La capitale économique béninoise a, ce lundi 16 février 2026, pris des allures de carrefour judiciaire international à l’occasion de l’ouverture solennelle des 21èmes assises statutaires de l’Association africaine des hautes juridictions francophones (AA-HJF). Magistrats, présidents d’institutions, experts du droit et délégations venues de plusieurs pays francophones d’Afrique se sont réunis à Cotonou pour réfléchir aux défis contemporains de la justice constitutionnelle et suprême sur le continent.

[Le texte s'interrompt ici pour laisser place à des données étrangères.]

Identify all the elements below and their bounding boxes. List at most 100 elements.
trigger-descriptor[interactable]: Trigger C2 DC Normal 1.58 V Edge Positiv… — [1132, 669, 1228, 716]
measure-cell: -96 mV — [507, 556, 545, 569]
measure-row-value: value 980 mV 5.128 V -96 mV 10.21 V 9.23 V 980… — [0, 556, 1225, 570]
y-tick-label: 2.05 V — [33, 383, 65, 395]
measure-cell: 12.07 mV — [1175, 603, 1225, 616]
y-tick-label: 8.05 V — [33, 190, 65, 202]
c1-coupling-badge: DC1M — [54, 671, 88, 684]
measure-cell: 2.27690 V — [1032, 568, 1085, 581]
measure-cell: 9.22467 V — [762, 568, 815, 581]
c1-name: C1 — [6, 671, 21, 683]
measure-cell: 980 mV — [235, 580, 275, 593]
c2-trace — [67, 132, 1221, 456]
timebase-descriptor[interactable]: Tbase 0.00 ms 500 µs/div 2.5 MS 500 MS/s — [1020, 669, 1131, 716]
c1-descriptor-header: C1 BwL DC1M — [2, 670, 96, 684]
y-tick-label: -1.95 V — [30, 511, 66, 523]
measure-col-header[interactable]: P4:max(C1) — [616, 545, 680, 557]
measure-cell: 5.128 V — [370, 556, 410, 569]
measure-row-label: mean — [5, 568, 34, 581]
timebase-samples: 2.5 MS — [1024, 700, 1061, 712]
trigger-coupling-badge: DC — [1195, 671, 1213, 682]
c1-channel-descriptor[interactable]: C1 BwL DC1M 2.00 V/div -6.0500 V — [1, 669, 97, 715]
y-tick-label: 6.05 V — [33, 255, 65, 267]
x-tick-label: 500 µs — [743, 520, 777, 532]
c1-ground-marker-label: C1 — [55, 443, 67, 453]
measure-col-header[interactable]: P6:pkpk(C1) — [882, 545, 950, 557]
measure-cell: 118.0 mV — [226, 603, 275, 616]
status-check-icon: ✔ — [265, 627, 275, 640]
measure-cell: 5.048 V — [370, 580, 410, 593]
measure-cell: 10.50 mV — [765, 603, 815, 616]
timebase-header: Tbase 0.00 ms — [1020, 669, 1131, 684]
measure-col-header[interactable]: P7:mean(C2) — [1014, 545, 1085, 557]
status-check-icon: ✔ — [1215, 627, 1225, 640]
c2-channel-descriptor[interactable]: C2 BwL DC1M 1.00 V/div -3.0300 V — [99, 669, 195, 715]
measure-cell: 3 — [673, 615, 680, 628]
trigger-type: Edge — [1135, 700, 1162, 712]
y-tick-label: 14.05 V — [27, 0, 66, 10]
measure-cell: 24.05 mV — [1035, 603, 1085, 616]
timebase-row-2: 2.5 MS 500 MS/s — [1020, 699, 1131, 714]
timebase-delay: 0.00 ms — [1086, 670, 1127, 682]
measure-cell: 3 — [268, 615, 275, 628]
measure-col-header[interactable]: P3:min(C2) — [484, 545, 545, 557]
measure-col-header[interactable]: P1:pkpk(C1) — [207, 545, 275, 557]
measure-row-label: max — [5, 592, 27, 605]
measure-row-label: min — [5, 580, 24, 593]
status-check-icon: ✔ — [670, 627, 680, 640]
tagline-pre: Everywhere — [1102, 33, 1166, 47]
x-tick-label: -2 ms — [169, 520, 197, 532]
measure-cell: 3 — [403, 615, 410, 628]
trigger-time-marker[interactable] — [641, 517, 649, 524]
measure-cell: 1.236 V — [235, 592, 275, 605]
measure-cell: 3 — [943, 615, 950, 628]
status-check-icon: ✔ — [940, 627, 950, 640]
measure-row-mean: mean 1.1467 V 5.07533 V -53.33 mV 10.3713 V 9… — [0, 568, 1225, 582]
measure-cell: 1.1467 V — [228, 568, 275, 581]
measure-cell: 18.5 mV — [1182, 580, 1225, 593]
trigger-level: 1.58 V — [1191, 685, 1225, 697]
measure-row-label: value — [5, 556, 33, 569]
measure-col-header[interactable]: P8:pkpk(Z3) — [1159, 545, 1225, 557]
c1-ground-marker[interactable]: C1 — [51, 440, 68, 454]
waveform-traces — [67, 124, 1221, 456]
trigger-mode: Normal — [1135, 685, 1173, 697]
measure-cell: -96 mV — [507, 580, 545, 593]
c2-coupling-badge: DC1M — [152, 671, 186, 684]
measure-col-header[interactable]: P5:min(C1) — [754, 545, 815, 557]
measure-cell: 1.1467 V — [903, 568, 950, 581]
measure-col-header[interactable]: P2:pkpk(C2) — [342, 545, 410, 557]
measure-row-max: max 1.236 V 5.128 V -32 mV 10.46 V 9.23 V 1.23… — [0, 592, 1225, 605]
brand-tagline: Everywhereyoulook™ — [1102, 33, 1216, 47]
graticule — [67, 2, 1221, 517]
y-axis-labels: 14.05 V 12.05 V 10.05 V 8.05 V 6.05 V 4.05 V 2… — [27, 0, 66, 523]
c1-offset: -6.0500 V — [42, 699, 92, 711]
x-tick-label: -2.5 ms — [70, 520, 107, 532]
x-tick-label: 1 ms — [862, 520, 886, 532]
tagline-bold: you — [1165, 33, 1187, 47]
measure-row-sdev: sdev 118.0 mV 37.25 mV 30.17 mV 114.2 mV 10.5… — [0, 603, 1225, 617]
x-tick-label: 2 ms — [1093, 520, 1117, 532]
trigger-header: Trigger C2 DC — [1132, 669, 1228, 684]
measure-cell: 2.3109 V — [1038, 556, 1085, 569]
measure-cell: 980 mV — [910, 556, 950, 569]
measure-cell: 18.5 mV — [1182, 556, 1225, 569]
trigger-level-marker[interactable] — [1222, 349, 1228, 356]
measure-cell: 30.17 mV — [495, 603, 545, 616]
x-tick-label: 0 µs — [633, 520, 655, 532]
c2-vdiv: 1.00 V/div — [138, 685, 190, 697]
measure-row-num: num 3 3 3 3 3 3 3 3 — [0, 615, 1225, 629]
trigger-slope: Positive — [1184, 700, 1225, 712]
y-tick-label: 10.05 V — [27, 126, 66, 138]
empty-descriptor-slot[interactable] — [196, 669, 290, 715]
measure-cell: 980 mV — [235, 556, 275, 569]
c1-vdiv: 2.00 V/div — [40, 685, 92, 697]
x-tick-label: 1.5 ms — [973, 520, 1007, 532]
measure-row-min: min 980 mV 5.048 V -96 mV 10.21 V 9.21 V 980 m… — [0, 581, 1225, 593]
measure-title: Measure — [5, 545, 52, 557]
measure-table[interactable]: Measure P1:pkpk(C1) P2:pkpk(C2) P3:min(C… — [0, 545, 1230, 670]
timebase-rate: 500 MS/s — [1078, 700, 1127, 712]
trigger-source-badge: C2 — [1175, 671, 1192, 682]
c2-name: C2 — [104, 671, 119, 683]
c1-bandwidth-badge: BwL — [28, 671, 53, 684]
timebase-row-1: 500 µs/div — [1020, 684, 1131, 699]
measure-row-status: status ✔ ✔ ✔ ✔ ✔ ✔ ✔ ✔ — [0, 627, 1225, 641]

Représentant le Président de la Cour constitutionnelle du Bénin, Dorothée Sossa empêché, le Vice-président, M. Nicolas Assogba, a honoré de sa présence la cérémonie d’ouverture. Sa participation traduit l’engagement ferme de la haute juridiction béninoise à contribuer activement aux réflexions sur la consolidation de l’État de droit, particulièrement dans des contextes marqués par des tensions sécuritaires et des crises multiformes. À travers sa présence, c’est toute l’institution constitutionnelle béninoise qui réaffirme son attachement à la défense des libertés publiques et des principes démocratiques.

La rencontre a été officiellement lancée par la Vice-présidente de la République, Mme Mariam Talata Zimé Yerima, aux côtés de plusieurs présidents d’institutions de la République. Dans son intervention, elle a salué le rôle stratégique des hautes juridictions dans la stabilisation des États et la préservation des droits fondamentaux face aux menaces sécuritaires croissantes. Elle a insisté sur la nécessité d’un dialogue permanent entre juridictions francophones afin d’harmoniser les pratiques et de mutualiser les expériences.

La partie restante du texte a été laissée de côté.